HSLDA noted an immigration judge who heard the Romeikes’ case ruled the family had a well-founded fear of persecution if returned to German and granted them asylum.
Their children, they said, had been undergoing indoctrination in Germany, where schools teach sexual permissiveness and leftist political ideology, and the family decided to act.
Michael Donnelly, HSLDA’s director of international affairs who works with persecuted homeschoolers worldwide, said Germany “persecutes homeschoolers.”
“Exorbitant fines, custody threats, and imprisonment over homeschooling should be seen for what it is – persecution,” he said. “It is unconscionable for the 6th Circuit to ignore black and white edicts from the German Supreme Court explicitly condoning this behavior. Germany’s countrywide federal and state policies that essentially ban home education should not be accepted as complying with basic human rights standards.”
WND has reported on the case since its inception.
The German Supreme Court said that because of the issue of socialization, the state, not parents, decides how children are educated.
“This is dangerous precedent. One that Americans ignore at their peril,” Donnelly said.
“This is the nightmare of German parents – even non-homeschooling parents have suffered by being fined and sent to jail seeking to exercise reasonable discretion over their children’s education such as opting them out of certain objectionable presentations of material that violates their convictions.
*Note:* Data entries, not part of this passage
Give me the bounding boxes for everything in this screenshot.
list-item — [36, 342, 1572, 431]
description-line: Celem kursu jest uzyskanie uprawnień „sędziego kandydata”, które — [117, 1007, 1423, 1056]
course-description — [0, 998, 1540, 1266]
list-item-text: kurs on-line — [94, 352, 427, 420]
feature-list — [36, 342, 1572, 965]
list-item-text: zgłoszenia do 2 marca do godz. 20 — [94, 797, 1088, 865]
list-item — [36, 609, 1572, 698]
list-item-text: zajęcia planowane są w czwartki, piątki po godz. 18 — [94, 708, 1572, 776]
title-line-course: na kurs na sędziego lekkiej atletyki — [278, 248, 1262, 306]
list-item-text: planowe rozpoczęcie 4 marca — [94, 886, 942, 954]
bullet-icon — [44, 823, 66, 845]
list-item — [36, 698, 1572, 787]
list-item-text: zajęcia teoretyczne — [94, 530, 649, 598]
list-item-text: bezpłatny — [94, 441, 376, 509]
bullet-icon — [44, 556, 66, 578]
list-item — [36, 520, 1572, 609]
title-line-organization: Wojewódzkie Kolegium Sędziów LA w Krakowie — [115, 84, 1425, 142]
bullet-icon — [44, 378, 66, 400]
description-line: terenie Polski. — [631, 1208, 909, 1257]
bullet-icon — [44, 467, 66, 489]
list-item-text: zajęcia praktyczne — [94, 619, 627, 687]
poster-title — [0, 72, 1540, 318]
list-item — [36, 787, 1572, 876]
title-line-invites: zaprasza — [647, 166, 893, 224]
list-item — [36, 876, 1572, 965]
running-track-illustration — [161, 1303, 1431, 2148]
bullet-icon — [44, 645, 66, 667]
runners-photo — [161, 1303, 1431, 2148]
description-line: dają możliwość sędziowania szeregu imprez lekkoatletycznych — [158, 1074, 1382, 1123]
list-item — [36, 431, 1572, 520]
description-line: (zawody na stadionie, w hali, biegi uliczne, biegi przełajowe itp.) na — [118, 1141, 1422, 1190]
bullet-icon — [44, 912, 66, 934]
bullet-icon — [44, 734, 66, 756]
German states don’t tolerate differences in education – they just want uniformity. But fundamental human rights and even international law requires Germany to respect the superior right of parents over education of children.”
As WND reported, police officers appeared on the Romeike’s doorstep in Germany in 2006 to forcibly take their children to a local public school.
Germany is notorious for its attacks on homeschooling families. In one case several years ago, a young teen was taken from her family and put into a psychiatric ward because she was homeschooled. Fines and even jail terms are common.
WND previously reported on a law journal article that undermines the Obama administration’s arguments.
The article, “Germany Homeschoolers as ‘Particular Society Group’: Evaluation Under Current U.S. Asylum Jurisprudence,” was written by Miki Kawashima Matrician and published in the 2011 Boston College International and Comparative Law Review.
The journal article said, “The BIA should find that all German homeschoolers comprise a ‘particular social group,’ regardless of whether the Romeike family successfully established a claim of ‘well-founded fear of persecution.'”
The problem is that a Nazi-era law in Germany in 1938, under the leadership of Adolf Hitler, eliminated exemptions that would provide an open door for homeschoolers under the nation’s compulsory education laws.
Wolfgang Drautz, consul general for the Federal Republic of Germany, previously wrote on the issue in a blog, explaining the German government “has a legitimate interest in countering the rise of parallel societies that are based on religion.”
As WND reported, the German government believes schooling is critical to socialization, as is evident in its response to parents who objected to police officers picking up their child at home and delivering him to a public school.
“The minister of education does not share your attitudes toward so-called homeschooling,” said a government letter. “… You complain about the forced school escort of primary school children by the responsible local police officers. … In order to avoid this in future, the education authority is in conversation with the affected family in order to look for possibilities to bring the religious convictions of the family into line with the unalterable school attendance requirement.”